CMS is a detector that records the high energy proton collisions produced by the Large Hadron Collider (LHC). The Higgs Boson is a long sought after particle that is critical to understanding the origin of the mass of all particles. Previous experiments had insufficient energy to produce the Higgs Boson, which is approximately 125 times the mass of the proton, in sufficient quantities to detect it. The LHC, operating at 8 TeV center of mass energy, was able to produce the Higgs Boson approximately once every 3 billion collisions. The decay mode of the Higgs Boson in which it decays to two photons was one of two different modes in which the Higgs Boson was observed. The calorimeter detects photons with high resolution and  has been used by Doug to search for the Higgs Boson decaying to two photons along with his collaborators at CERN. 

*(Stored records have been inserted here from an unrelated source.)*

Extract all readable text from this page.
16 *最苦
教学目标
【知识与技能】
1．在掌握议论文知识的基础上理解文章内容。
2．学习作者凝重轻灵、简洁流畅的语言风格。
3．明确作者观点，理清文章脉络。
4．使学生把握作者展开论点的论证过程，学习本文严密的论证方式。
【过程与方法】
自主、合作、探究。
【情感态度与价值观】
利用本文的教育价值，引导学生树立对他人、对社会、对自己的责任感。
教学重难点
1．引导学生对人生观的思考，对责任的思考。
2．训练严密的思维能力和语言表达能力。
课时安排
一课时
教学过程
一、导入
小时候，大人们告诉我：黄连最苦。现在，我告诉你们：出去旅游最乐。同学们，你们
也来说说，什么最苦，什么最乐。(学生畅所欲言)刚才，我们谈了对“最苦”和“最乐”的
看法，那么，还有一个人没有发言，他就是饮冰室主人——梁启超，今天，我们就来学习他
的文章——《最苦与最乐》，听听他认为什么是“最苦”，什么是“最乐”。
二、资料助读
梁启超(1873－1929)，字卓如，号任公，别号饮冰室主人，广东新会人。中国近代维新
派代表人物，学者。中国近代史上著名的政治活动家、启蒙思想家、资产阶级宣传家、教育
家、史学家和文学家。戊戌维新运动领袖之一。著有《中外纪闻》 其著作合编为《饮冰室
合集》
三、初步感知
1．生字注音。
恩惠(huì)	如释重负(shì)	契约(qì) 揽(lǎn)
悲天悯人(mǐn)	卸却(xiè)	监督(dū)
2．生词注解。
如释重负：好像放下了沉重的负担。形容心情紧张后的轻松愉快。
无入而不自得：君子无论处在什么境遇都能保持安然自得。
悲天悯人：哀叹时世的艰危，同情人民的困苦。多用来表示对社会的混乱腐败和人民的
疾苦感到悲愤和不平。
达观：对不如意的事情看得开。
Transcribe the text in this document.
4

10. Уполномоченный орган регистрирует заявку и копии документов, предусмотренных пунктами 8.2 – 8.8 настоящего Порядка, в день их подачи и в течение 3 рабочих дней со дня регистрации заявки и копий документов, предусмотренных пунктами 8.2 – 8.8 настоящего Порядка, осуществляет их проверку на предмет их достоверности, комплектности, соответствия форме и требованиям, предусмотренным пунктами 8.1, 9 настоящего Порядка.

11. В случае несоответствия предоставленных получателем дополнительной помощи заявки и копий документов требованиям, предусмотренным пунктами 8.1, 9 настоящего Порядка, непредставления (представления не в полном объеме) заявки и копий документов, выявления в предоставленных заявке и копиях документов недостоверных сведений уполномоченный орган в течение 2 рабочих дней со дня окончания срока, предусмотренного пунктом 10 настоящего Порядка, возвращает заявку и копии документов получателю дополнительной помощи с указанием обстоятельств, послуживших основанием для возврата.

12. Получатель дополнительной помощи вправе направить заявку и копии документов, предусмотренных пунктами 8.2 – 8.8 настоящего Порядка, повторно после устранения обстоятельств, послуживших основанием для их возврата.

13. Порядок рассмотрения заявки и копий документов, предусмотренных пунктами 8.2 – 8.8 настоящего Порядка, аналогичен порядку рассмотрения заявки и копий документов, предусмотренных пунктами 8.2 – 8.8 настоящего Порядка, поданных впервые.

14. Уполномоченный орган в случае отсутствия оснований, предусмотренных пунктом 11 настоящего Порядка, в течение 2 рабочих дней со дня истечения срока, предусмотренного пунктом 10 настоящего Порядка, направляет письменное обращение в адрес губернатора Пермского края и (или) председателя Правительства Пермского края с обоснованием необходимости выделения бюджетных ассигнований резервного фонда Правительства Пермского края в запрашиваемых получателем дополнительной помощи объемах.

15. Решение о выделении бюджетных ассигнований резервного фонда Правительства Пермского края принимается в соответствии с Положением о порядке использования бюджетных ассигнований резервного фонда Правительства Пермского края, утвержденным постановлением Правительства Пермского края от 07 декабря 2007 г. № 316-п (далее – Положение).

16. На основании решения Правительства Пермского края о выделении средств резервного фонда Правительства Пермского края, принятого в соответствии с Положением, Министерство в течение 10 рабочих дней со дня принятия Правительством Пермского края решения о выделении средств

Berry has contributed to many aspects of the calorimeter including assessing the effects of radiation damage and refining the software used to monitor the quality of the data being taken. He was responsible for producing the reduced data sets that he used with a team of collaborators to search for the Higgs, for algorithms used to locate the precise position of the decay of the Higgs within the detector, for evaluating the systematic uncertainties in the photon detection, and for evaluating the statistical significance of the observation. During Berry's three years at CERN he has been a GK12 and NSF fellow and will graduate in May of 2013.